Anabelle Colaco
23 Jan 2026, 21:44 GMT+10
TRENTON, New Jersey: A key legal hurdle has shifted in favour of women accusing Johnson & Johnson of causing ovarian cancer with its talc products, after a court-appointed official recommended that juries be allowed to hear expert testimony supporting that claim.
In a decision that could accelerate thousands of long-running lawsuits, retired U.S. District Judge Freda Wolfson, serving as special master, said plaintiffs should be permitted to present expert evidence linking Johnson & Johnson's baby powder and other talc products to ovarian cancer. The recommendation affects more than 67,500 lawsuits consolidated in federal court in New Jersey and clears the way for the first federal trial to begin later this year, potentially.
Expert testimony is often decisive in product liability cases, where plaintiffs must show that a product is capable of causing the harm alleged. U.S. District Judge Michael Shipp, who oversees the litigation in Trenton, New Jersey, appointed Wolfson to evaluate which expert opinions meet the scientific standards required under federal law. Her findings are advisory and subject to objections before Shipp decides whether to adopt them.
In her 658-page report, Wolfson concluded that experts for the plaintiffs should be allowed to testify that use of Johnson & Johnson talc products can cause ovarian cancer — a claim the company disputes.
"I find, by a preponderance of the evidence, that the Plaintiffs' experts have applied reliable methodologies to arrive at their opinions that the pre- and post-2020 epidemiologic studies, taken as a whole, demonstrate a positive, statistically significant association between genital talc powder use and ovarian cancer," Wolfson wrote.
She also said Johnson & Johnson would be allowed to present its own experts to challenge those conclusions. Wolfson stressed that she was not weighing which side was correct, but only whether the experts' methods were sufficiently reliable to be presented to a jury.
At the same time, Wolfson sided with Johnson & Johnson on several issues.

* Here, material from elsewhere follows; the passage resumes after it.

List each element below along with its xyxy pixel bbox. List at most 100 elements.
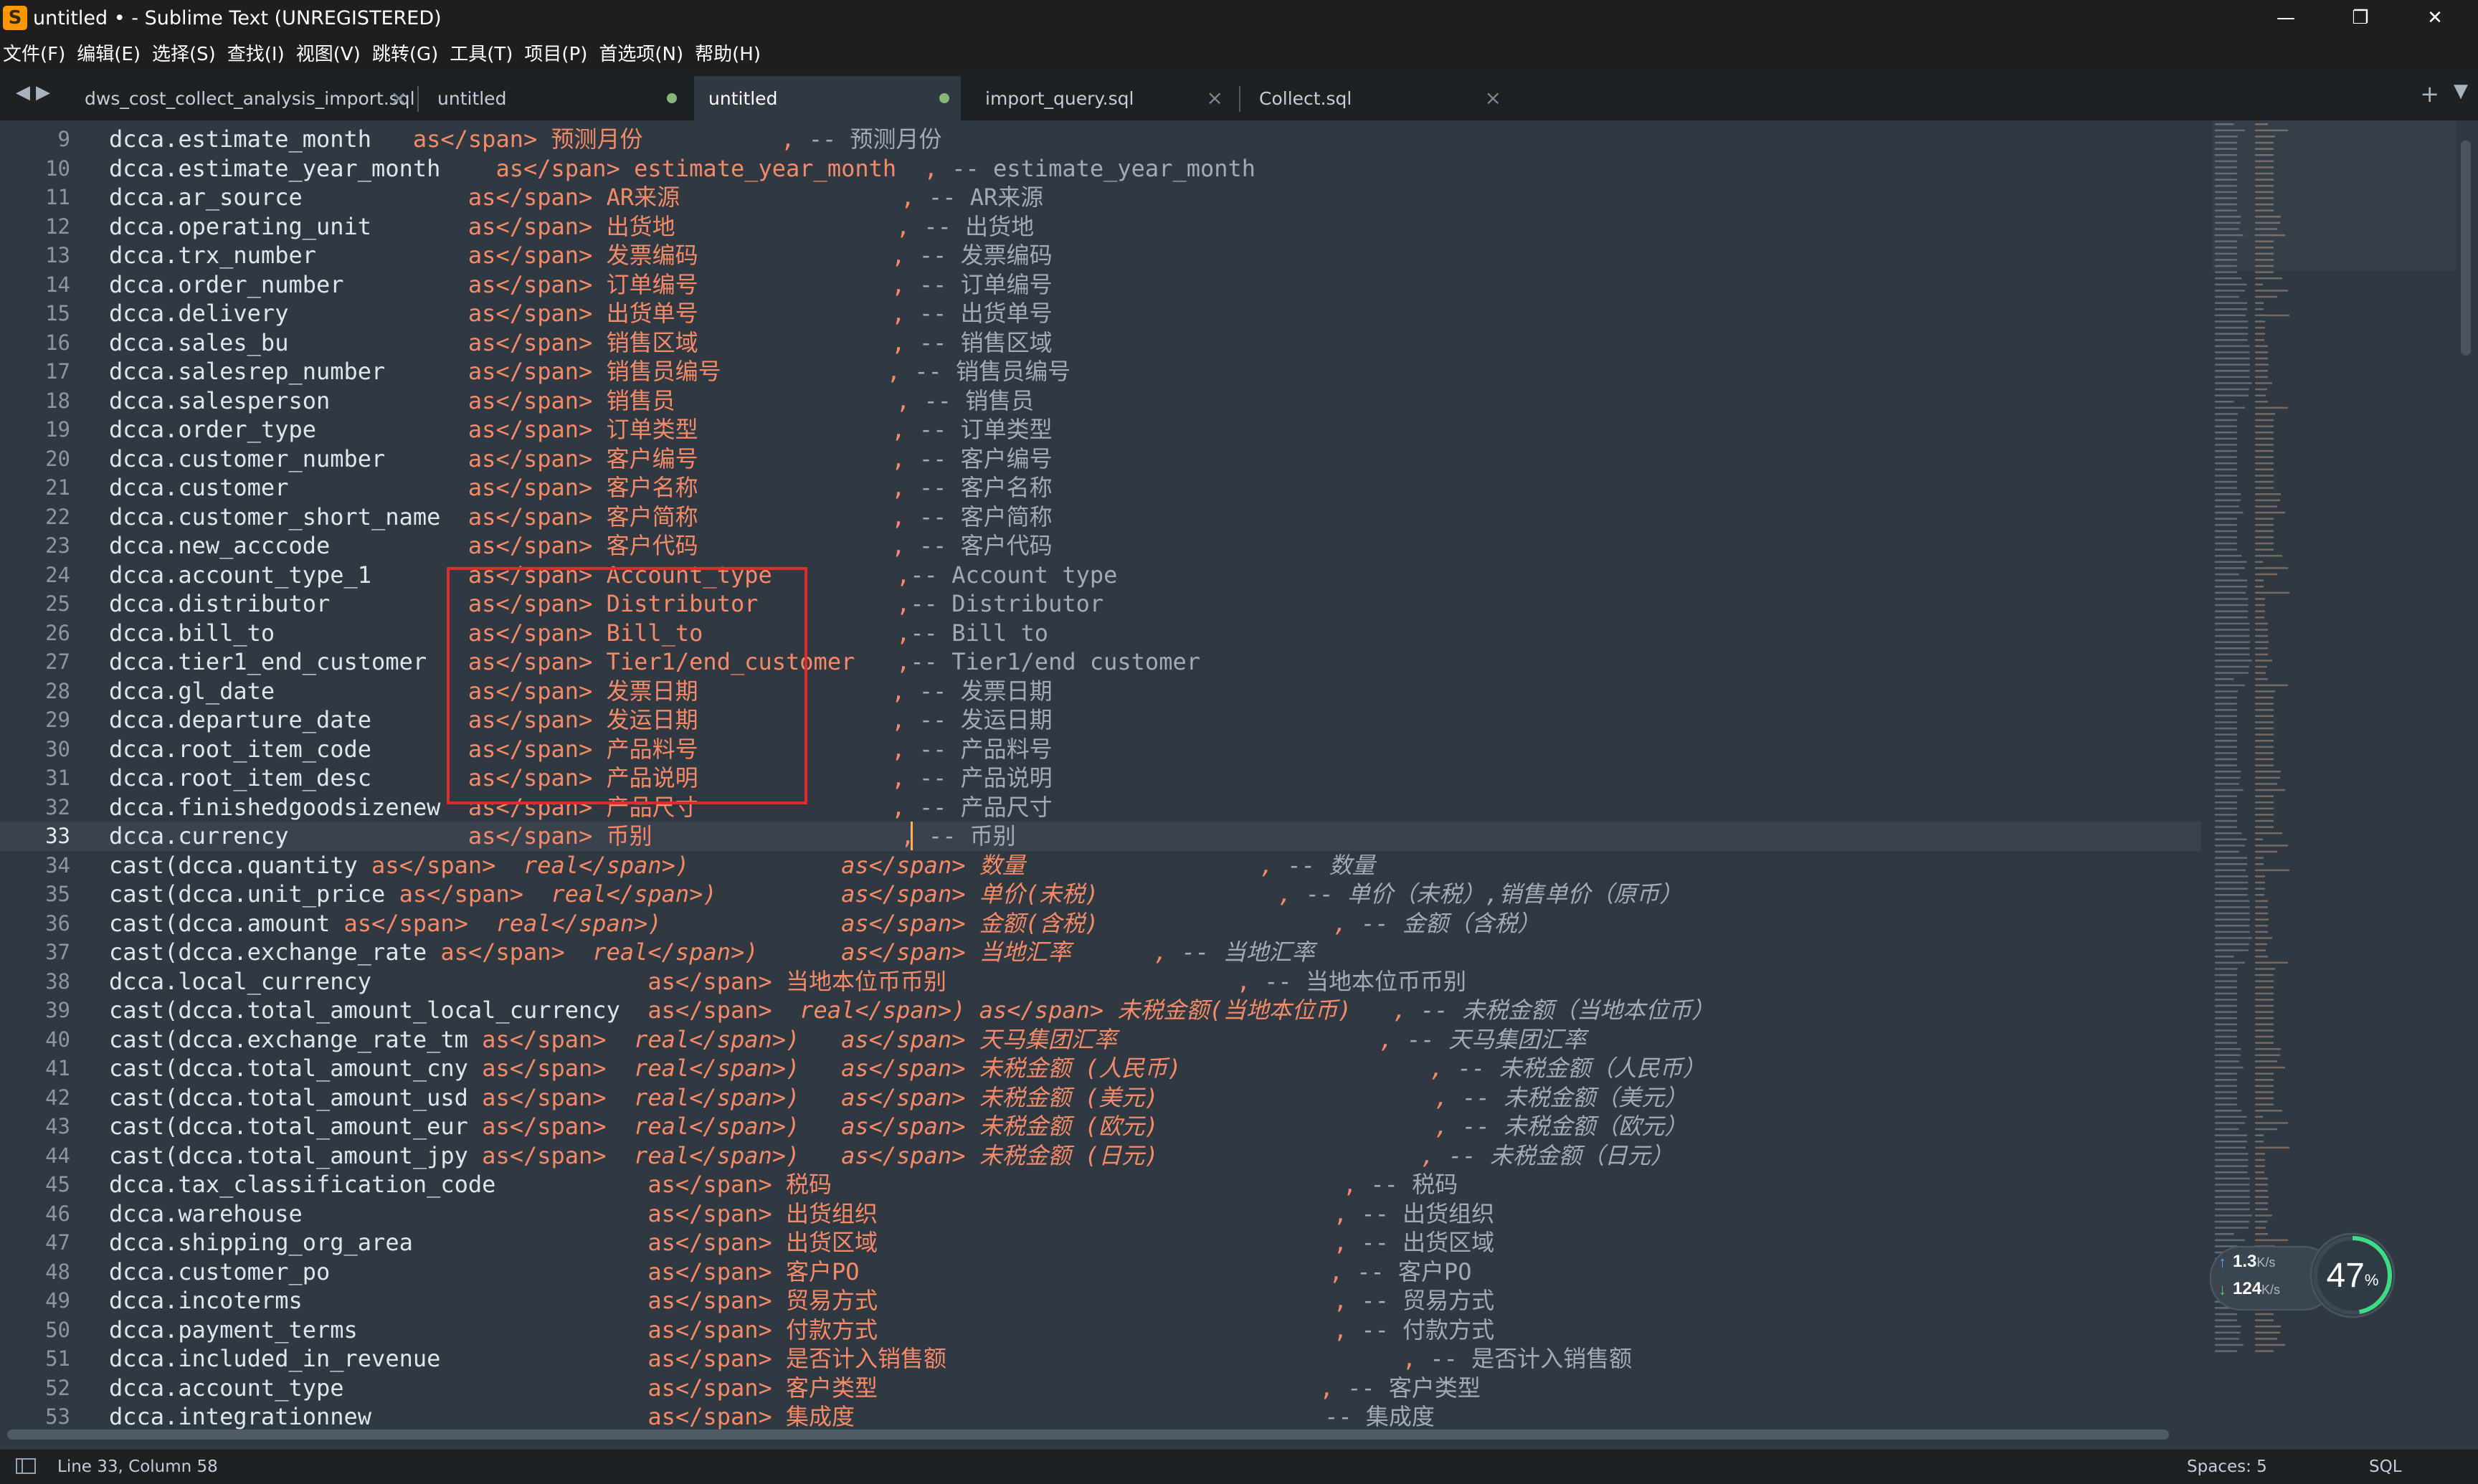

She said expert testimony linking heavy metals or fragrance chemicals in the company's products to cancer should be excluded, as should a theory that talc can migrate to the ovaries through inhalation. She declined to rule on several other challenges, pending hearings scheduled for later this month and early February.
Johnson & Johnson criticized the recommendation and said it would challenge it. In a statement, Erik Haas, the company's worldwide vice president of litigation, said Wolfson's conclusions were flawed.
"The Special Master breached that duty, failing to conduct the requisite rigorous review of the studies cited by the plaintiffs' experts," Haas said, arguing that judges have a "gatekeeping duty" to ensure expert testimony is reliable.
Plaintiffs' lawyer Chris Tisi welcomed the report, calling it a validation of the scientific basis of the lawsuits.
"Based on sound evidence that Johnson's Baby Powder can cause ovarian cancer. We are grateful that, after all of J&J's delays, these women and their families will finally have their day in court," he said.
Shares of Johnson & Johnson fell about 0.4 percent in after-hours trading.
The ruling marks the second time Wolfson has reviewed the scientific evidence in the case. She previously oversaw the multidistrict litigation from its creation in 2016 until her retirement in 2023. In 2020, she ruled that experts could testify that talc products may have been contaminated with asbestos, a claim Johnson & Johnson denies.
Judge Shipp ordered a fresh review of the science in 2024, citing more rigid federal rules on expert testimony and the emergence of new studies.
Johnson & Johnson has fought the talc claims for years and maintains its products are safe. It stopped selling talc-based baby powder in the United States in 2020, switching to cornstarch.
The company has also unsuccessfully tried three times to resolve the litigation through bankruptcy, most recently in April 2025, delaying many cases for years. Some state court trials have already produced mixed results, including verdicts as high as US$4.69 billion, later reduced on appeal, and recent mesothelioma verdicts exceeding $1.5 billion.